Determining your Service Goals¶
Though it may take only a few seconds to get your Kafka client application up and running to Confluent Cloud, you should tune your application before going into production. Since different use cases have different sets of requirements that drive different service goals, you must decide what is your service goal:
You should consider the following criteria when identifying your service goals:
- The use cases your Kafka applications serves.
- Your applications and business requirements–elements that can’t fail for the use case to be satisfied.
- How Kafka fits into the pipeline of your business.
While it may be hard to answer the question of which metrics to optimize, it is important that you discuss the original business use cases and main goals with your team for the following two reasons:
You are unable to maximize all goals at the same time. There are occasionally trade-offs between throughput, latency, durability, and availability. You may be familiar with the common trade-off in performance between throughput and latency and perhaps between durability and availability as well. As you consider the whole system, you may find that you can’t consider about any of them in isolation, which is why this paper looks at all four service goals together. This doesn’t mean that optimizing one of these goals results in completely losing out on the others. It just means that they are all interconnected, and thus you can’t maximize all of them at the same time.

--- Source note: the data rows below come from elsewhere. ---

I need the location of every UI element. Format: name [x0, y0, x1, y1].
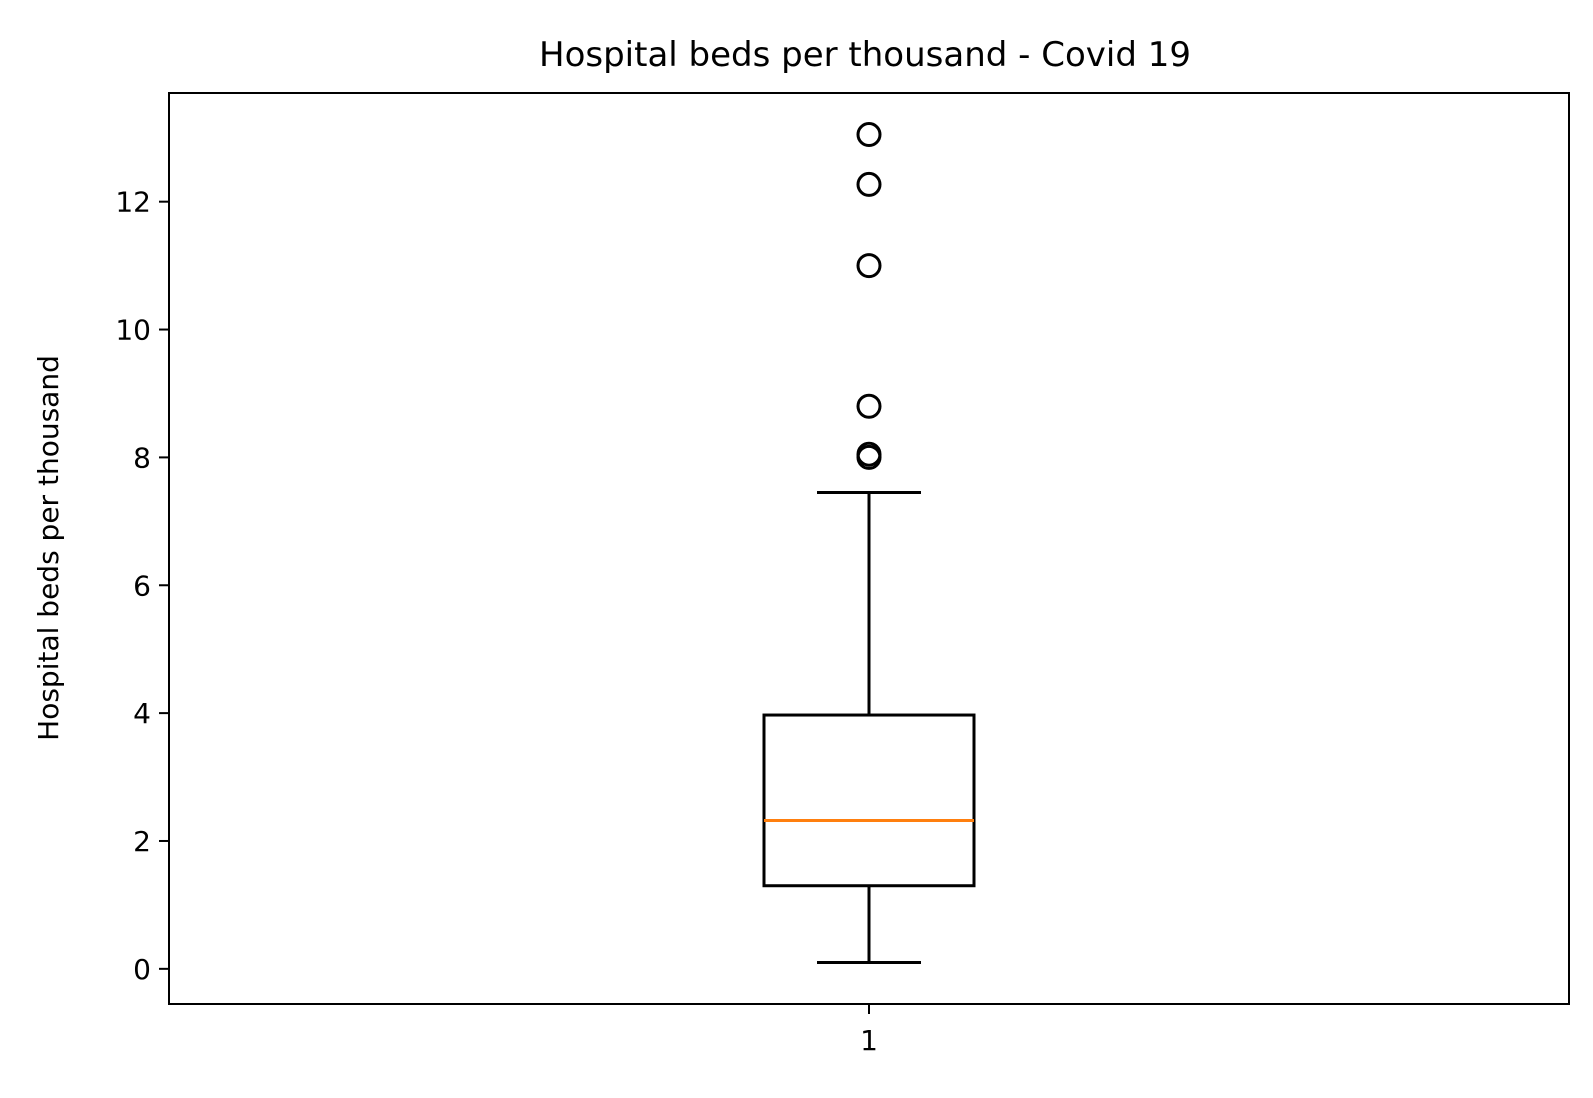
outlier-point-3 [856, 253, 882, 279]
interquartile-box [762, 713, 976, 888]
y-tick-label-6: 12 [115, 186, 151, 219]
y-tick-label-5: 10 [115, 314, 151, 347]
y-axis-label: Hospital beds per thousand [32, 355, 65, 741]
outlier-point-2 [856, 393, 882, 419]
y-tick-label-0: 0 [133, 953, 151, 986]
x-axis: 1 [860, 1004, 878, 1057]
y-tick-label-1: 2 [133, 825, 151, 858]
axes-frame [168, 92, 1570, 1005]
y-tick-label-2: 4 [133, 697, 151, 730]
plot-area [762, 122, 976, 964]
y-tick-label-3: 6 [133, 569, 151, 602]
y-tick-label-4: 8 [133, 441, 151, 474]
outlier-point-5 [856, 122, 882, 148]
outlier-point-1 [856, 441, 882, 467]
x-tick-label-0: 1 [860, 1024, 878, 1057]
y-axis: 0 2 4 6 8 10 12 [115, 186, 169, 986]
outlier-point-4 [856, 171, 882, 197]
chart-title: Hospital beds per thousand - Covid 19 [539, 35, 1191, 75]
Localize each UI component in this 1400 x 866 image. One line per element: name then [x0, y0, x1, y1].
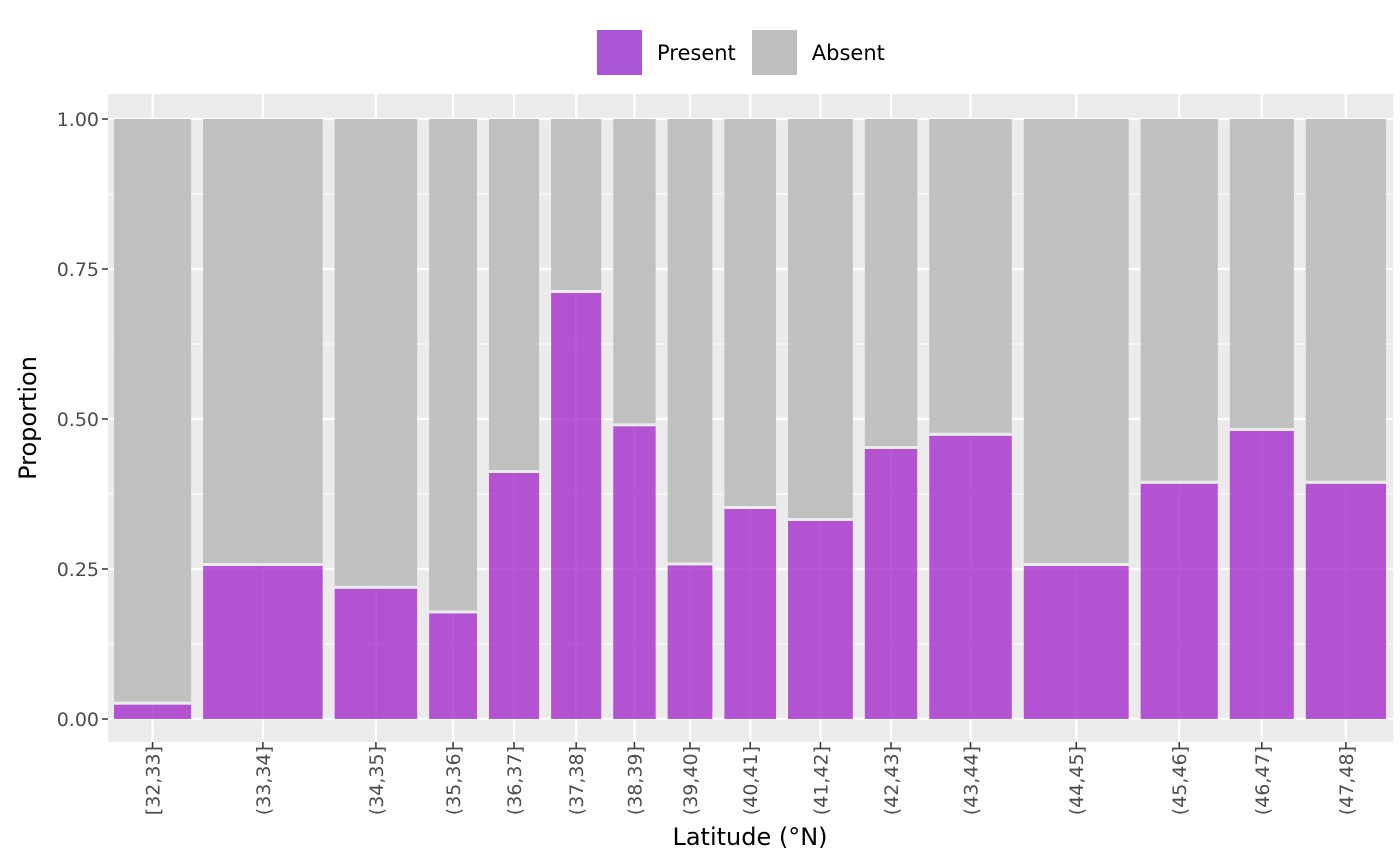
bar-absent	[613, 119, 656, 427]
y-tick-label: 0.50	[57, 409, 99, 431]
x-axis: [32,33] (33,34] (34,35] (35,36] (36,37] (37,3…	[143, 742, 1358, 815]
y-axis: 0.00 0.25 0.50 0.75 1.00	[57, 109, 108, 731]
bar-present	[724, 509, 777, 719]
bar-absent	[551, 119, 602, 293]
bar-present	[929, 435, 1012, 719]
x-tick-label: (45,46]	[1169, 746, 1191, 815]
bar-present	[114, 704, 192, 719]
y-tick-label: 0.00	[57, 709, 99, 731]
x-tick-label: (46,47]	[1252, 746, 1274, 815]
bar-absent	[1023, 119, 1129, 566]
y-tick-label: 1.00	[57, 109, 99, 131]
x-tick-label: (44,45]	[1066, 746, 1088, 815]
bar-present	[488, 473, 540, 719]
bar-present	[1023, 566, 1129, 719]
bar-absent	[334, 119, 418, 589]
bar-absent	[864, 119, 918, 449]
y-axis-title: Proportion	[14, 356, 42, 480]
bar-absent	[488, 119, 540, 473]
legend-key-absent	[751, 30, 797, 75]
bar-absent	[667, 119, 713, 566]
x-tick-label: (35,36]	[443, 746, 465, 815]
x-tick-label: (39,40]	[680, 746, 702, 815]
bar-present	[864, 449, 918, 719]
legend-label-absent: Absent	[811, 40, 885, 65]
bar-present	[1229, 431, 1294, 719]
bar-absent	[1305, 119, 1386, 484]
legend: Present Absent	[597, 30, 901, 75]
bar-absent	[1229, 119, 1294, 431]
x-tick-label: (34,35]	[366, 746, 388, 815]
bar-absent	[929, 119, 1012, 436]
y-tick-label: 0.75	[57, 259, 99, 281]
bar-present	[429, 613, 477, 719]
legend-item-absent: Absent	[751, 30, 885, 75]
bar-present	[551, 293, 602, 719]
x-tick-label: (41,42]	[810, 746, 832, 815]
bar-absent	[724, 119, 777, 509]
x-tick-label: (40,41]	[740, 746, 762, 815]
x-axis-title: Latitude (°N)	[672, 823, 827, 851]
x-tick-label: (47,48]	[1336, 746, 1358, 815]
bar-present	[788, 521, 853, 719]
x-tick-label: (33,34]	[253, 746, 275, 815]
bar-present	[1305, 483, 1386, 719]
x-tick-label: (37,38]	[566, 746, 588, 815]
x-tick-label: [32,33]	[143, 746, 165, 815]
bar-present	[1140, 483, 1218, 719]
bar-present	[667, 565, 713, 719]
bar-present	[613, 426, 656, 719]
bar-absent	[114, 119, 192, 705]
y-tick-label: 0.25	[57, 559, 99, 581]
bars	[114, 119, 1386, 719]
x-tick-label: (36,37]	[504, 746, 526, 815]
x-tick-label: (43,44]	[961, 746, 983, 815]
legend-key-present	[597, 30, 642, 75]
bar-absent	[203, 119, 323, 566]
legend-item-present: Present	[597, 30, 736, 75]
x-tick-label: (42,43]	[881, 746, 903, 815]
bar-absent	[1140, 119, 1218, 484]
x-tick-label: (38,39]	[624, 746, 646, 815]
bar-absent	[788, 119, 853, 521]
bar-present	[203, 566, 323, 719]
bar-present	[334, 588, 418, 719]
legend-label-present: Present	[657, 40, 736, 65]
bar-absent	[429, 119, 477, 614]
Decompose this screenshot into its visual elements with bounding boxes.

You must identify the service goals you want to optimize so you can tune your Kafka configuration parameters to achieve them, and you must understand what your users expect from the system to ensure you are optimizing Kafka to meet their needs. You should take time to answer the following questions:
Do you want to optimize for high throughput, which is the rate that data is moved from producers to brokers or brokers to consumers?
Use case: an application with millions of writes per second. Because of Kafka’s design, writing large volumes of data into it isn’t a hard thing to do. It’s faster than trying to push volumes of data through a traditional database or key-value store, and it can be done with modest hardware.
Do you want to optimize for low latency, which is the time elapsed moving messages end to end (from producers to brokers to consumers)?
Use case: A chat application, where the recipient of a message needs to get the message with as little latency as possible. Other examples include interactive websites where users follow posts from friends in their network, or real-time stream processing for the Internet of Things (IoT).
Do you want to optimize for high durability, which guarantees that committed messages will not be lost?
Use case: An event streaming microservices pipeline using Kafka as the event store. Another is for integration between an event streaming source and some permanent storage (for examples, Amazon S3) for mission-critical business content.
Do you want to optimize for high availability, which minimizes downtime in case of unexpected failures?
Use case: An application that must be always on. Kafka should be optimized to recover from failures as quickly as possible.